Tarek had no words. Bachi’s dimwitted optimism was one of the foundation stones of the world. If it had failed, what was left?

More of the frog-men crept forward. They were cautious after their many losses, but they would grow bolder soon enough.

“I’m sorry I brought you all this way,” Tarek told the others. “I thought I was doing the right thing.”

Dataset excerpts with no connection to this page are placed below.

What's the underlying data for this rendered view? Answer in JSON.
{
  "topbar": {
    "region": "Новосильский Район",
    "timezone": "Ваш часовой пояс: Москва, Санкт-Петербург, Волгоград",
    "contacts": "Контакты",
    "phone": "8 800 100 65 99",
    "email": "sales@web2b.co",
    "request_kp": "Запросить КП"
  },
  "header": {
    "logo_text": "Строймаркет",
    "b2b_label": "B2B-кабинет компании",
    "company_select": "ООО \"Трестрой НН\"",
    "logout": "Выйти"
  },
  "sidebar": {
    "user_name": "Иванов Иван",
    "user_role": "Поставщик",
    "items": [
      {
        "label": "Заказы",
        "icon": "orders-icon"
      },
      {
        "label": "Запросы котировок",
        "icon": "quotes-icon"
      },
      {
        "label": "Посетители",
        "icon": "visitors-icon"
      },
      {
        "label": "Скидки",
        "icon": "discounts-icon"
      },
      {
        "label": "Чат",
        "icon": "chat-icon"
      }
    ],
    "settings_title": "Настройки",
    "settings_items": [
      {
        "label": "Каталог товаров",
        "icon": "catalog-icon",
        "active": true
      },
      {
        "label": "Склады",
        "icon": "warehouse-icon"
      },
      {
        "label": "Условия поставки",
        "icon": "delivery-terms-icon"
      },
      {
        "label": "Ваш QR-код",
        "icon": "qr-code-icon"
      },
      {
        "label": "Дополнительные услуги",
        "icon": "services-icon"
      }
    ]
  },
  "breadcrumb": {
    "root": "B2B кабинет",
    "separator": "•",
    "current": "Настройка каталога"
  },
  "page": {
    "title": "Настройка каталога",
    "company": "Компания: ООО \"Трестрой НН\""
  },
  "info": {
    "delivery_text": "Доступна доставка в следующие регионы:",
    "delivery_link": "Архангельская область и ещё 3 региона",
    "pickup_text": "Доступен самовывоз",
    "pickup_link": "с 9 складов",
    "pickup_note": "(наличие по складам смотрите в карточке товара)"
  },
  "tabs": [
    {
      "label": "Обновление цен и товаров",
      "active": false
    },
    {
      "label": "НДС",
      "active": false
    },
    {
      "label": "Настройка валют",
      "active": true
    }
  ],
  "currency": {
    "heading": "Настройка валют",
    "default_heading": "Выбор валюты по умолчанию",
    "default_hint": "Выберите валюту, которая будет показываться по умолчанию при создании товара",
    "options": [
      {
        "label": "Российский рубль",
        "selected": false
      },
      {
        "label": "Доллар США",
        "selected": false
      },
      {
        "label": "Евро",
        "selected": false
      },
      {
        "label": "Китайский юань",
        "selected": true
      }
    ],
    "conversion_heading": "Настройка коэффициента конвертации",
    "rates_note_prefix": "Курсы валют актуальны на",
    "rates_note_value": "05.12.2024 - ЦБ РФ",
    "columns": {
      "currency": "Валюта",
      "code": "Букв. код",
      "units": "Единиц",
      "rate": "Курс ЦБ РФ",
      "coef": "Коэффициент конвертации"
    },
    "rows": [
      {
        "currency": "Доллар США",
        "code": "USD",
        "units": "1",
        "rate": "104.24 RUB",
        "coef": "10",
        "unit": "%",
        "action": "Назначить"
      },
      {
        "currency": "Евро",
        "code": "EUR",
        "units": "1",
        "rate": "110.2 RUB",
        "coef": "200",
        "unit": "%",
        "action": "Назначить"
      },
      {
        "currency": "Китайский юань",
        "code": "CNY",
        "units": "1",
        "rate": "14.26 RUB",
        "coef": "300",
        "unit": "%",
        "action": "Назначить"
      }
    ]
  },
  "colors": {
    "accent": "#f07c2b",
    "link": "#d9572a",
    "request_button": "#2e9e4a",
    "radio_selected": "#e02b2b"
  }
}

Kanga rolled his eyes. “You always have to cry about everything, grub. Shut your mouth already.” He balled his fists, rolled his neck, and strode forward to meet the frog-men.

They shrieked in terror and ran away.

Kanga halted in surprise and laughed. “I guess my scars are uglier than I thought,” he crowed as he turned about to face the others.

He looked beyond them and his face blanched. He took a step backward, missed his footing, and fell on his rear, nearly pitching himself backward into the waves. He hardly noticed. His eyes bulged and his mouth worked wordlessly as he groped to express himself.

“What,” he whispered, pointing.

Tarek turned around. A massive shape had risen out of the water, and a long neck stretched up over their heads. A square, blocky head was outlined against the lightening mists. It looked down at Tarek and gave a familiar, croaking roar.

The Old Woman of the Water had come for them.